Paloma Elsesser is a model outside the canons: she is 24 years old, origins scattered between South America and Switzerland, she was born in London but raised in Los Angeles, she was discovered by an agency in New York and today she is among the most famous plus size models in the world. At 11 he entered a dressing room and went out in tears because he could not find a single trousers that fit his size.

The fashion seen in these days at the Milan fashion week shows seems to have remained locked up in that dressing room.

And it doesn’t matter if in the meantime a pandemic has broken out that has accelerated all changes, including those concerning inclusive beauty: there is no trace of Paloma on the catwalks of Milan. What’s more: on all the platforms of the Italian designers you can see only models of the same size and with the same physicality (tall, thin and slender) with one exception. AND Jill Kortleve, Dutch plus size model, who, however, is like a white fly, a hasty remedy rather than a real choice or a real stance. And to find other bodies, other forms, we need to look at very young creatives, such as the promising Act N.1 and Sunnei. But shouldn’t fashion, especially that of great designers, follow and understand changes and, at best, anticipate or provoke them? Why then today continues to indulge in such a non-inclusive beauty?

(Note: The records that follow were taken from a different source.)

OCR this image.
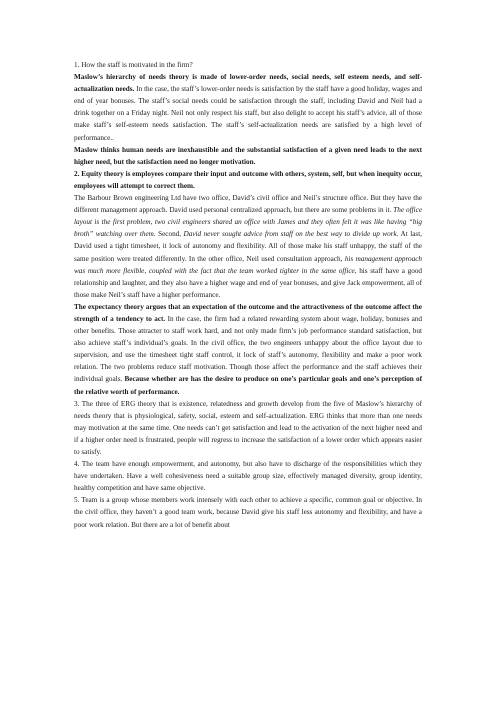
1. How the staff is motivated in the firm?

Maslow’s hierarchy of needs theory is made of lower-order needs, social needs, self esteem needs, and self-actualization needs. In the case, the staff’s lower-order needs is satisfaction by the staff have a good holiday, wages and end of year bonuses. The staff’s social needs could be satisfaction through the staff, including David and Neil had a drink together on a Friday night. Neil not only respect his staff, but also delight to accept his staff’s advice, all of those make staff’s self-esteem needs satisfaction. The staff’s self-actualization needs are satisfied by a high level of performance..

Maslow thinks human needs are inexhaustible and the substantial satisfaction of a given need leads to the next higher need, but the satisfaction need no longer motivation.

2. Equity theory is employees compare their input and outcome with others, system, self, but when inequity occur, employees will attempt to correct them.

The Barbour Brown engineering Ltd have two office, David’s civil office and Neil’s structure office. But they have the different management approach. David used personal centralized approach, but there are some problems in it. The office layout is the first problem, two civil engineers shared an office with James and they often felt it was like having “big broth” watching over them. Second, David never sought advice from staff on the best way to divide up work. At last, David used a tight timesheet, it lock of autonomy and flexibility. All of those make his staff unhappy, the staff of the same position were treated differently. In the other office, Neil used consultation approach, his management approach was much more flexible, coupled with the fact that the team worked tighter in the same office, his staff have a good relationship and laughter, and they also have a higher wage and end of year bonuses, and give Jack empowerment, all of those make Neil’s staff have a higher performance.

The expectancy theory argues that an expectation of the outcome and the attractiveness of the outcome affect the strength of a tendency to act. In the case, the firm had a related rewarding system about wage, holiday, bonuses and other benefits. Those attracter to staff work hard, and not only made firm’s job performance standard satisfaction, but also achieve staff’s individual’s goals. In the civil office, the two engineers unhappy about the office layout due to supervision, and use the timesheet tight staff control, it lock of staff’s autonomy, flexibility and make a poor work relation. The two problems reduce staff motivation. Though those affect the performance and the staff achieves their individual goals. Because whether are has the desire to produce on one’s particular goals and one’s perception of the relative worth of performance.

3. The three of ERG theory that is existence, relatedness and growth develop from the five of Maslow’s hierarchy of needs theory that is physiological, safety, social, esteem and self-actualization. ERG thinks that more than one needs may motivation at the same time. One needs can’t get satisfaction and lead to the activation of the next higher need and if a higher order need is frustrated, people will regress to increase the satisfaction of a lower order which appears easier to satisfy.

4. The team have enough empowerment, and autonomy, but also have to discharge of the responsibilities which they have undertaken. Have a well cohesiveness need a suitable group size, effectively managed diversity, group identity, healthy competition and have same objective.

5. Team is a group whose members work intensely with each other to achieve a specific, common goal or objective. In the civil office, they haven’t a good team work, because David give his staff less autonomy and flexibility, and have a poor work relation. But there are a lot of benefit about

The first answer is definitely the method. Exactly as happened a few years ago, when the theme of the presence of BIPOC was posed, that is of blacks, natives and people of color in a parade of only white models, the raising of shields was silent or unanimous: but why, yes many asked, should beauty be categorized by the number of whites, blacks and Asians? Today the same question snakes with yet another excuse: isn’t it a political correctness drift to want to include all forms of female bodies at all costs? Isn’t Jill Kortleve enough?

No, that’s not enough. For two reasons. The first is because in a moment of revolution (and we are experiencing a truly radical one) every extremization is necessary. Perhaps forced, perhaps instrumental but certainly necessary. Many, for example, yesterday criticized women’s quotas, or rather the forced presence of women in contexts in which it has historically been denied. The pink quotas, like the inclusion of different and non-compliant beauty, are a necessary step to reach a world where the problem of the presence of women in society will no longer be a problem. Just like, hopefully, inclusive beauty will happen.

Secondly, however, it is important that fashion radically changes the point of view on the beauty of bodies simply because fashion is one of the most powerful and pervasive tools of communication and learning. On the one hand, in fact, clothes accompany us in life and define us (for roles, choices, sexuality, identity and individuality) as very few other goods are able to do. On the other hand, fashion and its system of images and values ​​is one of the means that can help us most in the process of emancipation from an idea of ​​canonical and exclusive beauty to one that is more universal, broad and perhaps more human.

However, there remains a problem of method which, in reality, could become a golden opportunity for the entire system. To date, the samples of the collections (the models of the clothes) and even the patterns of the clothes (that is the basic structures of the clothes, those used to organize their production) are designed in a single size that reflects what we see on the catwalk, or rather thin and wiry models. Wouldn’t it be the case instead to model creativity, from the beginning, on non-conforming and stereotyped bodies? What would fashion be like if instead of a thin, tall and wiry model, it was thought of all types of physicality?

It would be a radical change, not easy, not short but perhaps very, very promising. Something that perhaps would be able to defuse an obsolete and dusty mechanism and then trigger a new way of looking and looking at ourselves. Fashion needs this change. Not only because the world has already changed, but to take back the place it deserves, namely that of generator of change. Otherwise, the space in which she will find herself moving will be that of Pamela’s dressing room at 11.